Surcos que impiden disfrutar del arenal
Según el testimonio de Daubma, la arena presentaba profundas hendiduras provocadas por la maquinaria utilizada en las labores de limpieza y adecuación de la playa. “¿Nadie supervisa el trabajo del tractorista?”, se pregunta el colectivo, que critica que los ciudadanos se vean obligados a “extender la arena para eliminar los surcos antes de poder colocar la toalla y disfrutar del sol”.

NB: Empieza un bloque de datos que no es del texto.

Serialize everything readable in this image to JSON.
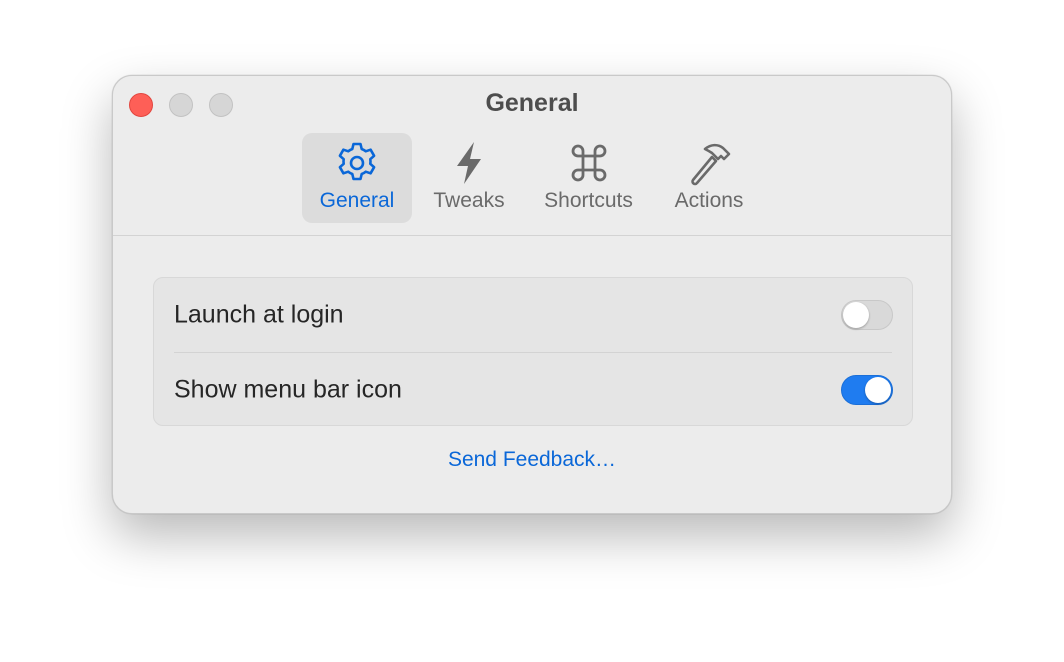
{
  "window": {
    "title": "General"
  },
  "tabs": [
    {
      "label": "General",
      "icon": "gear-icon",
      "active": true
    },
    {
      "label": "Tweaks",
      "icon": "bolt-icon",
      "active": false
    },
    {
      "label": "Shortcuts",
      "icon": "command-icon",
      "active": false
    },
    {
      "label": "Actions",
      "icon": "hammer-icon",
      "active": false
    }
  ],
  "settings": [
    {
      "label": "Launch at login",
      "enabled": false
    },
    {
      "label": "Show menu bar icon",
      "enabled": true
    }
  ],
  "feedback_link": "Send Feedback…",
  "colors": {
    "accent": "#0a67d8",
    "toggle_on": "#1f7cf0",
    "close_button": "#fe5f57",
    "window_bg": "#ececec"
  }
}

La situación no solo afecta a quienes acuden a la playa para pasar el día, sino que tiene un impacto directo en las personas con movilidad reducida. Daubma recuerda que, cada mañana, al menos dos personas mayores suelen bajar a Benítez para pasear o bañarse, pero en esta ocasión “no han aparecido”. A juicio de la entidad, es “muy probable que, al ver el estado del arenal, hayan optado por regresar a casa ante la imposibilidad de desplazarse con seguridad”.
Un problema que trasciende la playa
El colectivo no se queda en la denuncia puntual y advierte de que lo sucedido en Benítez no es un hecho aislado, sino parte de un problema más amplio de abandono de los espacios públicos en la ciudad. “Al abandono del campo, el maltrato de árboles urbanos, zonas verdes y la falta de limpieza viaria en nuestras calles, se suma ahora la negligencia en la adecuación de nuestras playas”, reprochan.
Daubma habla de una “cadena de despropósitos” que, a su juicio, evidencia la falta de planificación y control por parte de las autoridades competentes. Y se preguntan con ironía: “¿Cuál será el siguiente paso?”.
Petición de mayor control
El colectivo exige al Gobierno de la Ciudad una supervisión más estricta sobre las empresas y operarios encargados del mantenimiento de las playas. “No basta con pasar el tractor; hay que garantizar que el resultado sea adecuado y seguro”, subrayan.
En este sentido, reclaman un cambio de mentalidad en la gestión del espacio público: “Ceuta no puede permitirse tener playas surcadas como un campo de patatas en pleno verano. Necesitamos planificación, profesionalidad y, sobre todo, respeto hacia los ciudadanos que pagan impuestos y esperan unos servicios a la altura”.
Una llamada de atención
El comunicado de Daubma termina con un tono de advertencia: lo ocurrido en Benítez es solo un ejemplo de lo que, según ellos, ocurre a diario en la ciudad. Desde la falta de mantenimiento en zonas verdes hasta la suciedad en calles y plazas, pasando ahora por el mal estado de las playas, el colectivo alerta de una deriva preocupante.
“Ceuta merece algo más que parches mal ejecutados. Merece un modelo de ciudad donde los espacios públicos se cuiden de verdad, porque son el lugar de encuentro y disfrute de todos”, concluyen.